If the body and soul are separate, in this thinking, then the soul is an optional part of the human person. It's like the human appendix; you can make it through life with or without it. So if the soul is optional and the body is all that matters, why should people be permitted to claim special religious protections or exemptions from otherwise legally mandated things?

The unity of body and soul makes the human person distinct and unique. We share many traits and behaviors with some members of the animal kingdom. But, with body and soul intricately combined, we become rational. We can love and be selfless. The human person can understand our place in the world and the preciousness of life. We can think outside ourselves for the greater good.

A child shares in the image and likeness of their parents. Their physical features, character traits, and mannerisms display a unique blend of their parents. They belong to one another. In the same way, the glory of God is alive in the human person. Made in His image and likeness, the essential truth that the human person belongs to God is clear. Our existence mirrors His. As rational beings and irreplaceable life, we share the capacity to love as God loves. We also share in His dignity.
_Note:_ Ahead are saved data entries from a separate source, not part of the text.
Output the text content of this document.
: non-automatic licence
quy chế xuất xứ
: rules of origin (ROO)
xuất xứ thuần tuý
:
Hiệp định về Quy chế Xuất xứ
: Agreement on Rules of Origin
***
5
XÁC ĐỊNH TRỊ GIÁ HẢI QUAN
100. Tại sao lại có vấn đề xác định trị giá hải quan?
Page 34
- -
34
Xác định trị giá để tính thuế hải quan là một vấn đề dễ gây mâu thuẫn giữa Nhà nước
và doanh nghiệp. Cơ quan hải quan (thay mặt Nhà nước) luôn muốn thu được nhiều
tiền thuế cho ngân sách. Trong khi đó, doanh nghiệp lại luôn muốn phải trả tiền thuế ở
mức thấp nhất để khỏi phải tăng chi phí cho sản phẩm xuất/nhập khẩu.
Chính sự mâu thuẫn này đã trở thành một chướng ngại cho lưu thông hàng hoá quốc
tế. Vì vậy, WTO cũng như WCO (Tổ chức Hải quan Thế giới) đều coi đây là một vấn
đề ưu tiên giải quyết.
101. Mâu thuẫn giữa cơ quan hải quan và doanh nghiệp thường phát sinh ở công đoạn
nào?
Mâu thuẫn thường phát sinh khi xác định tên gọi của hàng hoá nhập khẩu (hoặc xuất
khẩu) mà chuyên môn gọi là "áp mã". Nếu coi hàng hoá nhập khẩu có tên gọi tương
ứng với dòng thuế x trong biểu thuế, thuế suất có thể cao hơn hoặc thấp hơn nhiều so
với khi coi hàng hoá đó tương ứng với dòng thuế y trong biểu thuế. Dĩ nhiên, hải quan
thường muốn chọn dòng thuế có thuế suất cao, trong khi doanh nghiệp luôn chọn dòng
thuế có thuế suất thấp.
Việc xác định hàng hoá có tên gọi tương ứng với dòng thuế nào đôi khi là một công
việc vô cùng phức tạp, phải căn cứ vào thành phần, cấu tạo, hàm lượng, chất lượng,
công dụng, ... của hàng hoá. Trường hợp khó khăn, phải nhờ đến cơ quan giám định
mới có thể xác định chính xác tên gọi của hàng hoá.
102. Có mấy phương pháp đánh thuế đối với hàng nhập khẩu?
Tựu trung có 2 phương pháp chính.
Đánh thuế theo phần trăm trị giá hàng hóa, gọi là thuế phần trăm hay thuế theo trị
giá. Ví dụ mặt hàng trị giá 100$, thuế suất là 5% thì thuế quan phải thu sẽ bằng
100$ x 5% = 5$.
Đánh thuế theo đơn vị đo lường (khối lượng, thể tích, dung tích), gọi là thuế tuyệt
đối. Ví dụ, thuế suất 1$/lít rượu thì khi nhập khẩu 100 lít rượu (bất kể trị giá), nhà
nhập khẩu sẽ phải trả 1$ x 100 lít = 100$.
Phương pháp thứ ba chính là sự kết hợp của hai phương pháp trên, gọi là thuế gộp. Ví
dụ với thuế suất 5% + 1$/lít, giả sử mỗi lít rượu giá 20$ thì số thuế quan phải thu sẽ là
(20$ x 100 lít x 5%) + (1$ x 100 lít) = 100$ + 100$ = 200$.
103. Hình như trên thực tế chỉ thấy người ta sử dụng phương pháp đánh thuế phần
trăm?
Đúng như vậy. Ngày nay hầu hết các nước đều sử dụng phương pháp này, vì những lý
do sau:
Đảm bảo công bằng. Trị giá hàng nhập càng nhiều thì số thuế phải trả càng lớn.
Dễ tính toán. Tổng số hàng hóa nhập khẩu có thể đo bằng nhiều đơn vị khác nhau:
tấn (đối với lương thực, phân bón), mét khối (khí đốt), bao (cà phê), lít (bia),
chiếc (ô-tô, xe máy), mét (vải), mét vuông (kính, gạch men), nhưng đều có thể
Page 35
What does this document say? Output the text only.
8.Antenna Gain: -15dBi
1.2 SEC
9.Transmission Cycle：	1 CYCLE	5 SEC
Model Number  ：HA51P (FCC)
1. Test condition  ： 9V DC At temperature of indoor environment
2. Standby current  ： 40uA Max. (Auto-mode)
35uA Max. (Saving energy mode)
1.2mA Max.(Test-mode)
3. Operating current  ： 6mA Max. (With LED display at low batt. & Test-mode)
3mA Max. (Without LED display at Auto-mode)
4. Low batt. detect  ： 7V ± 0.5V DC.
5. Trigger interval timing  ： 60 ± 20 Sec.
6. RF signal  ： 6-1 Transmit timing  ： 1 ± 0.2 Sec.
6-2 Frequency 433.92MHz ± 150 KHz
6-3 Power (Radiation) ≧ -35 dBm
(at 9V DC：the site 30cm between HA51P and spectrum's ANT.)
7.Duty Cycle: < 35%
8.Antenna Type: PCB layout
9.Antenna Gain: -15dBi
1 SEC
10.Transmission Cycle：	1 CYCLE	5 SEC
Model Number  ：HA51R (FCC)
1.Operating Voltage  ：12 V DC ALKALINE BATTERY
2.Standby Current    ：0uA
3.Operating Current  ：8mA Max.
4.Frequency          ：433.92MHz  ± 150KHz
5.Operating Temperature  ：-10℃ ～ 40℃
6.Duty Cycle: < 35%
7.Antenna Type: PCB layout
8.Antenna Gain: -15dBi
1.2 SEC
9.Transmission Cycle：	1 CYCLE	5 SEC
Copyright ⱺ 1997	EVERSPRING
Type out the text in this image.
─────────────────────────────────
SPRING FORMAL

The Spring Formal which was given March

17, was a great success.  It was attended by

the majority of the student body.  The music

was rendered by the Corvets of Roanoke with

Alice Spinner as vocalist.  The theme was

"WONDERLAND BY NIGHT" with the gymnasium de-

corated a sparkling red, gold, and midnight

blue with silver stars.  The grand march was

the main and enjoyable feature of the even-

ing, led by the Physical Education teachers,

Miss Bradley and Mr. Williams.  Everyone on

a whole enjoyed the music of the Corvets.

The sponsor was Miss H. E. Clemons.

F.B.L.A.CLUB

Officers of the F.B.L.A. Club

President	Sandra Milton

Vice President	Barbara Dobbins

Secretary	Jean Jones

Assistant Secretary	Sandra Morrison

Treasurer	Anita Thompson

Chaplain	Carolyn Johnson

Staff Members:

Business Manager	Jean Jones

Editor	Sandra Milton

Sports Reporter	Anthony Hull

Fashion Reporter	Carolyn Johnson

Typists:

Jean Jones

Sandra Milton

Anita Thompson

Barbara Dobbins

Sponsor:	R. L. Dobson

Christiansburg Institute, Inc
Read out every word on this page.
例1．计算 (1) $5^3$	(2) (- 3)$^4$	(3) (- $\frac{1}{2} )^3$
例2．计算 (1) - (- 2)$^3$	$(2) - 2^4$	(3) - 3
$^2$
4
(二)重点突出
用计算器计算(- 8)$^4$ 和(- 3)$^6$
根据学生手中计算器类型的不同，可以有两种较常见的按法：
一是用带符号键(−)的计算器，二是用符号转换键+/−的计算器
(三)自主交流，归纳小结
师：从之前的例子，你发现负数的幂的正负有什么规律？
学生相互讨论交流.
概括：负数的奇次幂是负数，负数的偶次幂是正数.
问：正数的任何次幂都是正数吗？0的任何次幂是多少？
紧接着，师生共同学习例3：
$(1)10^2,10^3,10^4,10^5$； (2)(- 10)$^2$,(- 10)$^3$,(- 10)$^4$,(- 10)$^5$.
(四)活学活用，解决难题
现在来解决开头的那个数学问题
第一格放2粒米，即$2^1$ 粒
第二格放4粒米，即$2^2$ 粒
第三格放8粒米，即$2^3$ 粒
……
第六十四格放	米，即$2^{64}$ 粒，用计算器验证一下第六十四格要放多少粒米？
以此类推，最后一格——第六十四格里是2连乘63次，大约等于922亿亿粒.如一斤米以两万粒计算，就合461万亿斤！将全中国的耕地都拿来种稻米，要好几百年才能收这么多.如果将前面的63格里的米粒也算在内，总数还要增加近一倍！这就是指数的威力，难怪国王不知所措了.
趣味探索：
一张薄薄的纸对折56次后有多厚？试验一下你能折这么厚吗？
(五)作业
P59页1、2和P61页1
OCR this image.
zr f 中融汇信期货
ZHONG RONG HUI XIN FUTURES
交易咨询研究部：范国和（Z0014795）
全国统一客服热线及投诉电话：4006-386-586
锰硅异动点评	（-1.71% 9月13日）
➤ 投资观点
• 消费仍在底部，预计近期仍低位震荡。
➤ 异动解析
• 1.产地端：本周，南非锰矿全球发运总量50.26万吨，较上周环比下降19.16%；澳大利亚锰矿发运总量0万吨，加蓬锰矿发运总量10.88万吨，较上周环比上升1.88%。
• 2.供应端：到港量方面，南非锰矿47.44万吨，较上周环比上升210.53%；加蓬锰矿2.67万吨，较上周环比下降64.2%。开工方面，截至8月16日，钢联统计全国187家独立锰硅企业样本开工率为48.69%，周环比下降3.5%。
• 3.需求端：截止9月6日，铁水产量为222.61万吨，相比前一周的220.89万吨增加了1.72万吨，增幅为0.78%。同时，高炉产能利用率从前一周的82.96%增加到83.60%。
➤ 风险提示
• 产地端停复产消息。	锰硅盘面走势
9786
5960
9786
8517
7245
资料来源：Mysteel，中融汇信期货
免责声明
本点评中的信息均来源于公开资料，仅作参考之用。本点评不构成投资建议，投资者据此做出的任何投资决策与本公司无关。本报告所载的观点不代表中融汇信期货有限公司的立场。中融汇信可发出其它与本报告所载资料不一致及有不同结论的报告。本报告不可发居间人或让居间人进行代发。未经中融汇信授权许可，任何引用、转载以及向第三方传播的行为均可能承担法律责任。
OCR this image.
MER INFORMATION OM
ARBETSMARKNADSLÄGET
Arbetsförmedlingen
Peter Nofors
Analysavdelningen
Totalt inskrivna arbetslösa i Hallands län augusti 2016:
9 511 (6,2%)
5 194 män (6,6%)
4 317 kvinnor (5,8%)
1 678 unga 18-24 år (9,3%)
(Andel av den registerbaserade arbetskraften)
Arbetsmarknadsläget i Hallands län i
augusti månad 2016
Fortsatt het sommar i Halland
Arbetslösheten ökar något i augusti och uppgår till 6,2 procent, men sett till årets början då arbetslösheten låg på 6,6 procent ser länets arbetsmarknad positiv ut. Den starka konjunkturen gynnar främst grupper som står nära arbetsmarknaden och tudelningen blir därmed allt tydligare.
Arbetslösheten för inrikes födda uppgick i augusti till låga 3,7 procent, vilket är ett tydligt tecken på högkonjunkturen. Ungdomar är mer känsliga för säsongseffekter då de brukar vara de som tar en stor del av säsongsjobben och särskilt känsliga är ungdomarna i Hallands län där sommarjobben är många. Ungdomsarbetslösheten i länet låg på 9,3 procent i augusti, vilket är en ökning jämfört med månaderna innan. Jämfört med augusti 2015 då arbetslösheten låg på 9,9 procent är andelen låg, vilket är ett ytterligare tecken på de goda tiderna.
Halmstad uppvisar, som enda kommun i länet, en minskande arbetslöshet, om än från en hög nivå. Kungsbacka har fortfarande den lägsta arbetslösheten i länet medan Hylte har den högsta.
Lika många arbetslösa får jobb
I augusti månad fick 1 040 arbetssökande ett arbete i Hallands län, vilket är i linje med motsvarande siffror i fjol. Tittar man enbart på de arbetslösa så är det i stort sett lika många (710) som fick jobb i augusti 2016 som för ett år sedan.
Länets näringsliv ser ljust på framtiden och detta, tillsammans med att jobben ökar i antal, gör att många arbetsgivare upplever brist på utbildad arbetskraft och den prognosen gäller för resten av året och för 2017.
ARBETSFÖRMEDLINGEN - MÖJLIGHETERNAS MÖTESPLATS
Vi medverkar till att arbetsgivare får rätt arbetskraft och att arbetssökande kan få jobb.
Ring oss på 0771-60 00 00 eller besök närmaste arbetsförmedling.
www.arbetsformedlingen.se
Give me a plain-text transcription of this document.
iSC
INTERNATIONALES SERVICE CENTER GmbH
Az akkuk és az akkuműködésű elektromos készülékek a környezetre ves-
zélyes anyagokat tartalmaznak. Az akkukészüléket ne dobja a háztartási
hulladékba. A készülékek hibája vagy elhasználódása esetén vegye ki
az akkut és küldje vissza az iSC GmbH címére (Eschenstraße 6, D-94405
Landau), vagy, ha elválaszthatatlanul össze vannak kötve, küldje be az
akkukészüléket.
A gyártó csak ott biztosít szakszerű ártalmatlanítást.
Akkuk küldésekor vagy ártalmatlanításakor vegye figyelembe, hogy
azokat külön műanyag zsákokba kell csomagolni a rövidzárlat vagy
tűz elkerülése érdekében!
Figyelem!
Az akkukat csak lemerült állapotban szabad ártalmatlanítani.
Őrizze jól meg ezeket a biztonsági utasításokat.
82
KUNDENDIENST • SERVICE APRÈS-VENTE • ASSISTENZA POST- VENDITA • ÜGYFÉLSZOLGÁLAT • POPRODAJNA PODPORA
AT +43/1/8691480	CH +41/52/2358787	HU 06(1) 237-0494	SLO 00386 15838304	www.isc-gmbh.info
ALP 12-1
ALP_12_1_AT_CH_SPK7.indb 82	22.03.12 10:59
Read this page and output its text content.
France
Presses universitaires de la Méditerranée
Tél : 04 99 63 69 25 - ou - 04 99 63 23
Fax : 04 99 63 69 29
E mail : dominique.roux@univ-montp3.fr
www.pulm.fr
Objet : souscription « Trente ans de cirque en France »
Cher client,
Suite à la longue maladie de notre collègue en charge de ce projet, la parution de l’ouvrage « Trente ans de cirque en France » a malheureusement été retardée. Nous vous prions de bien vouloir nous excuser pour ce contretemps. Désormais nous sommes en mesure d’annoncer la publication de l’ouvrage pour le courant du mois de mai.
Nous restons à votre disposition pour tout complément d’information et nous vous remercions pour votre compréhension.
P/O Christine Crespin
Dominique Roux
We are all precious and deserving of respect.

Respect for the dignity of the human person is the cornerstone of a moral society. With it, we're able to make decisions and judgments that promote the common good and defend that dignity. Moreover, the human person's existence, marked with the image of God, sets them apart as having innate worth. Existence confers this special dignity, not productivity, satisfaction, or utility measurements.

A just society only exists if absolute respect of the human person is complete: at all stages, in all places, and in every circumstance. It's our responsibility to challenge the flawed views of the human person, especially when they provide legal avenues to attack and destroy life. All life is sacred, and we must protect all people, especially the vulnerable.